I am trying to run a model consisting of a single conv2d layer on a Jetson TX2. The layer is as follows:

input data shape = (1, 512, 16, 20)
num output channels = 256
kernel size = 5
stride = 1
padding = 2
bias = False

I am cross-compiling and using target="cuda" and target_host="llvm -target=aarch64-linux-gnu". Both the host machine on which I’m compiling and the TX2 are running cuda-8.0 and llvm-4.0.

tvm._ffi.base.TVMError: Except caught from RPC call: [20:21:10] /home/nvidia/tvm/src/runtime/module_util.cc:52: Check failed: ret == 0 (-1 vs. 0) [20:21:10] /home/nvidia/tvm/src/runtime/cuda/cuda_module.cc:91: CUDAError: cuModuleLoadData(&(module_[device_id]), data_.c_str()) failed with error: CUDA_ERROR_INVALID_PTX

If I reduce num input channels to 256 and num output channels to 128, the error does not appear and I am able to run the layer on the TX2 successfully.

I replicated this problem on my host machine running CUDA, so I do not suspect this to be a TX2 problem. Does anyone have suggestions on how I could further debug this?

The INVALID_PTX means to much shared/local memory usage.

The old schedules in current topi are stale.

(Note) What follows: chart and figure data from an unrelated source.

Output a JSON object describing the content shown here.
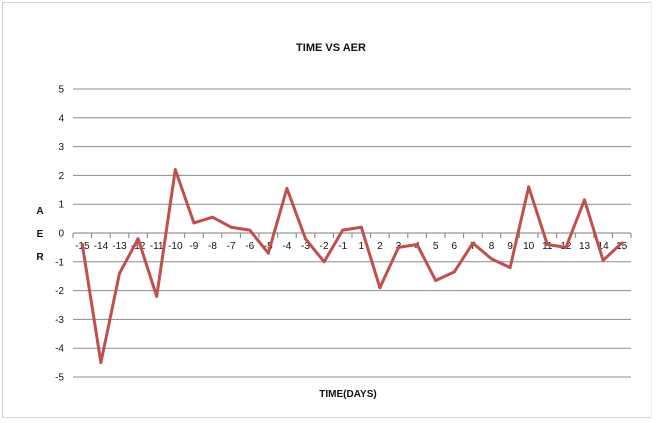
{
  "chart_data": {
    "type": "line",
    "title": "TIME VS AER",
    "xlabel": "TIME(DAYS)",
    "ylabel": "AER",
    "x": [
      -15,
      -14,
      -13,
      -12,
      -11,
      -10,
      -9,
      -8,
      -7,
      -6,
      -5,
      -4,
      -3,
      -2,
      -1,
      1,
      2,
      3,
      4,
      5,
      6,
      7,
      8,
      9,
      10,
      11,
      12,
      13,
      14,
      15
    ],
    "x_tick_labels": [
      "-15",
      "-14",
      "-13",
      "-12",
      "-11",
      "-10",
      "-9",
      "-8",
      "-7",
      "-6",
      "-5",
      "-4",
      "-3",
      "-2",
      "-1",
      "1",
      "2",
      "3",
      "4",
      "5",
      "6",
      "7",
      "8",
      "9",
      "10",
      "11",
      "12",
      "13",
      "14",
      "15"
    ],
    "y_ticks": [
      5,
      4,
      3,
      2,
      1,
      0,
      -1,
      -2,
      -3,
      -4,
      -5
    ],
    "y_tick_labels": [
      "5",
      "4",
      "3",
      "2",
      "1",
      "0",
      "-1",
      "-2",
      "-3",
      "-4",
      "-5"
    ],
    "series": [
      {
        "values": [
          -0.4,
          -4.5,
          -1.4,
          -0.2,
          -2.2,
          2.2,
          0.35,
          0.55,
          0.2,
          0.1,
          -0.7,
          1.55,
          -0.2,
          -1.0,
          0.1,
          0.2,
          -1.9,
          -0.5,
          -0.4,
          -1.65,
          -1.35,
          -0.35,
          -0.9,
          -1.2,
          1.6,
          -0.4,
          -0.5,
          1.15,
          -0.95,
          -0.35
        ],
        "color": "#c0504d"
      }
    ],
    "ylim": [
      -5,
      5
    ],
    "grid": true,
    "legend": "none"
  }
}
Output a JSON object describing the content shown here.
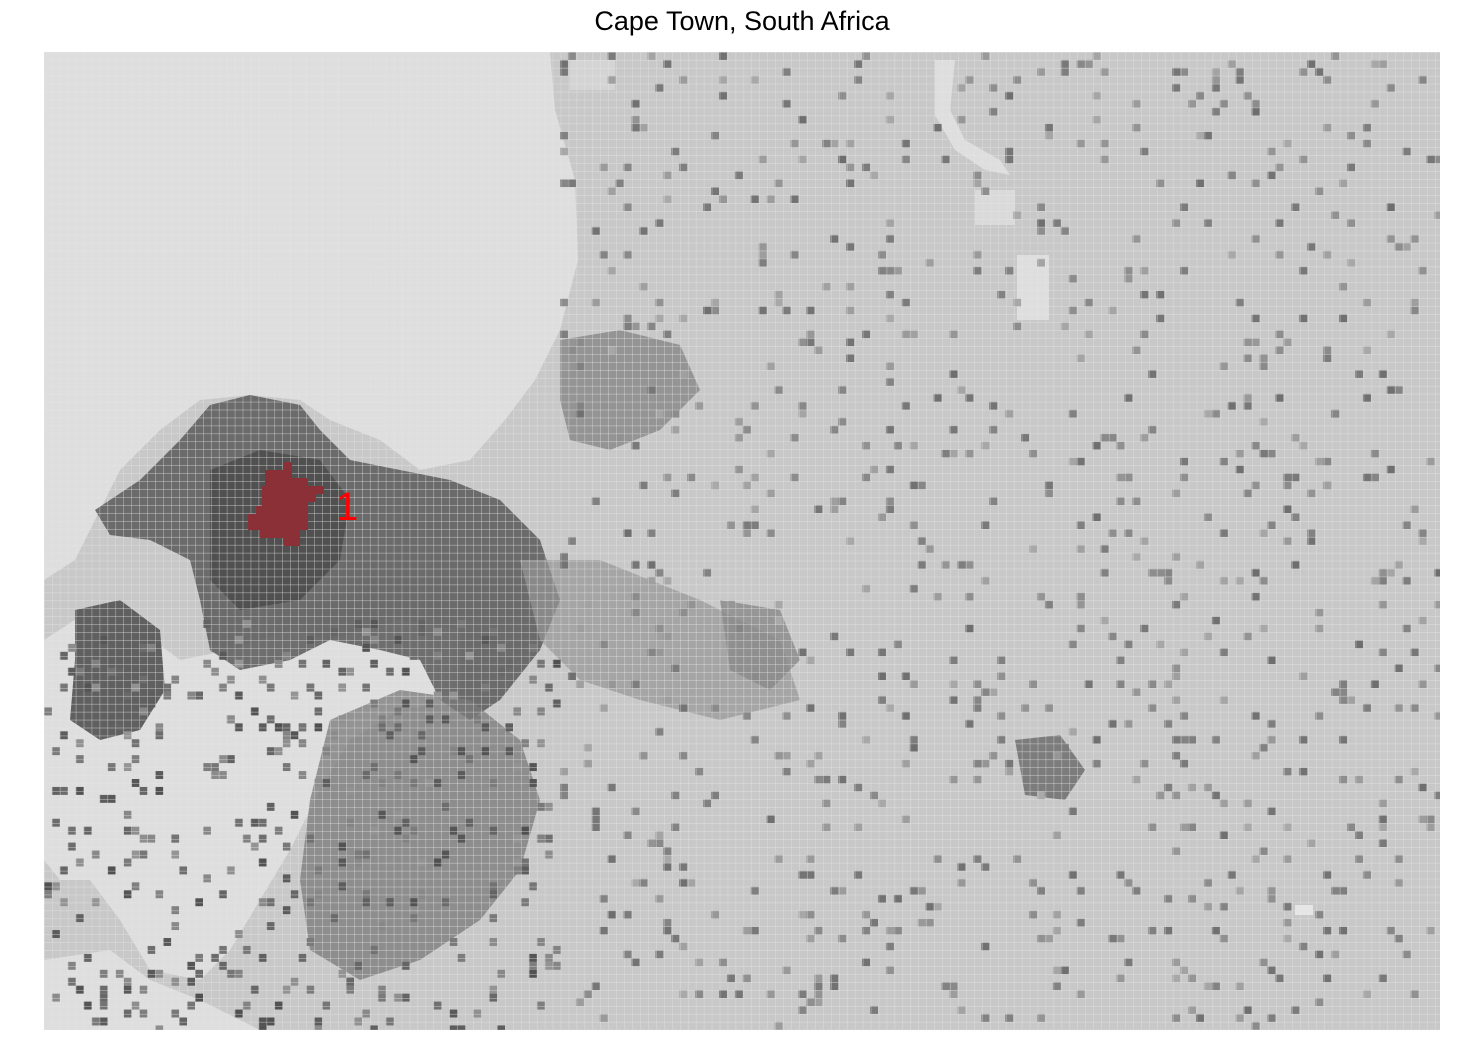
{
  "title": "Cape Town, South Africa",
  "map": {
    "kind": "grid-raster",
    "palette": {
      "water": "#dedede",
      "land": "#c8c8c8",
      "grid_line": "#e6e6e6",
      "density_dark": "#4a4a4a",
      "highlight": "#8b3037",
      "label": "#ff0000"
    },
    "highlight": {
      "label": "1",
      "description_on_map": ""
    }
  }
}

Do not try them.

Please refer to this tutorial for single layer performance https://docs.tvm.ai/tutorials/autotvm/tune_conv2d_cuda.html

For TX2, it is a little different, you should use RPC tracker and RPC server. You can find how to register your device to tracker in this tutorial https://docs.tvm.ai/tutorials/autotvm/tune_nnvm_arm.html#start-rpc-tracker

This happened to me because I had an incompatible NVIDIA driver and cuda toolkit, make sure you reboot after you installed CUDA.

Add a possible workaround for this issue. I could successfully run my codes with (sm_72 + cuda11.1 + RTX3090) and (sm_72 + cuda11.1 + RTX A5000). But it fails when using (sm_72 + cuda11.1 + V100), and throws the error above. Switching to a config (sm_70 + cuda11.1 + V100) fixes the problem. Not sure why sm_72 does not backward compatible for V100 in this case.